A origem do PCC remonta a 1993, quando um grupo de oito detentos criou um time de futebol intitulado “Comando da Capital” que veio a se tornar uma organização criminosa. O combate à opressão no sistema prisional e a vingança dos 111 presos mortos no Massacre do Carandiru eram as principais bandeiras do PCC em seu surgimento. O remanejamento dos líderes para presídios em outros estados além de não enfraquecer a organização fez com que o grupo estendesse seu alcance para além dos limites de São Paulo.


É nesse ponto da história que PCC e Guardiões do Estado se encontram. A facção cearense é tida como aliada da organização paulista em oposição ao Comando Vermelho e à Família da Norte (FDN). Pouco se sabe sobre como o Guardiães do Estado surgiu e como atua. Um vídeo no Youtube com cerca de 51 mil visualizações intitulado “Hino da Família GDE” revela, em ritmo de funk, como teria sido a origem do grupo: “Em 1º de janeiro de 2016 os irmãos se reuniram mais uma vez, mas dessa vez foi decidido o melhor ‘pra’ todo mundo e assim que foi fundado o nosso estatuto e todos fiquem sabendo aqui o crime é organizado”. Dentre os valores defendidos pela facção destacam-se a “lealdade, igualdade, transparência e união dentro e fora da cadeia”. O hino traz ainda diversas referências à ideologia e ao poderio da GDE como uma forma de marcar território em relação às demais.

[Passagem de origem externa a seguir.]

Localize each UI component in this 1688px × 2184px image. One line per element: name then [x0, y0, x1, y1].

Diante de tal cenário, é preciso que o Governo do Estado promova um esforço de integração das ações da Secretaria da Segurança Pública e Defesa Social (SSPDS) e da Secretaria da Justiça (Sejus), haja vista o claro processo de retroalimentação entre o que ocorre dentro e fora dos presídios. Se de início o acordo entre grupos rivais ajudou a reduzir os índices de homicídio, hoje percebemos o quanto essa “pacificação” foi frágil. O terror voltou a ser a palavra de ordem e ninguém está a salvo.


P.S. Coluna escrita sob o luto e a trilha sonora de Belchior. Obrigado, poeta!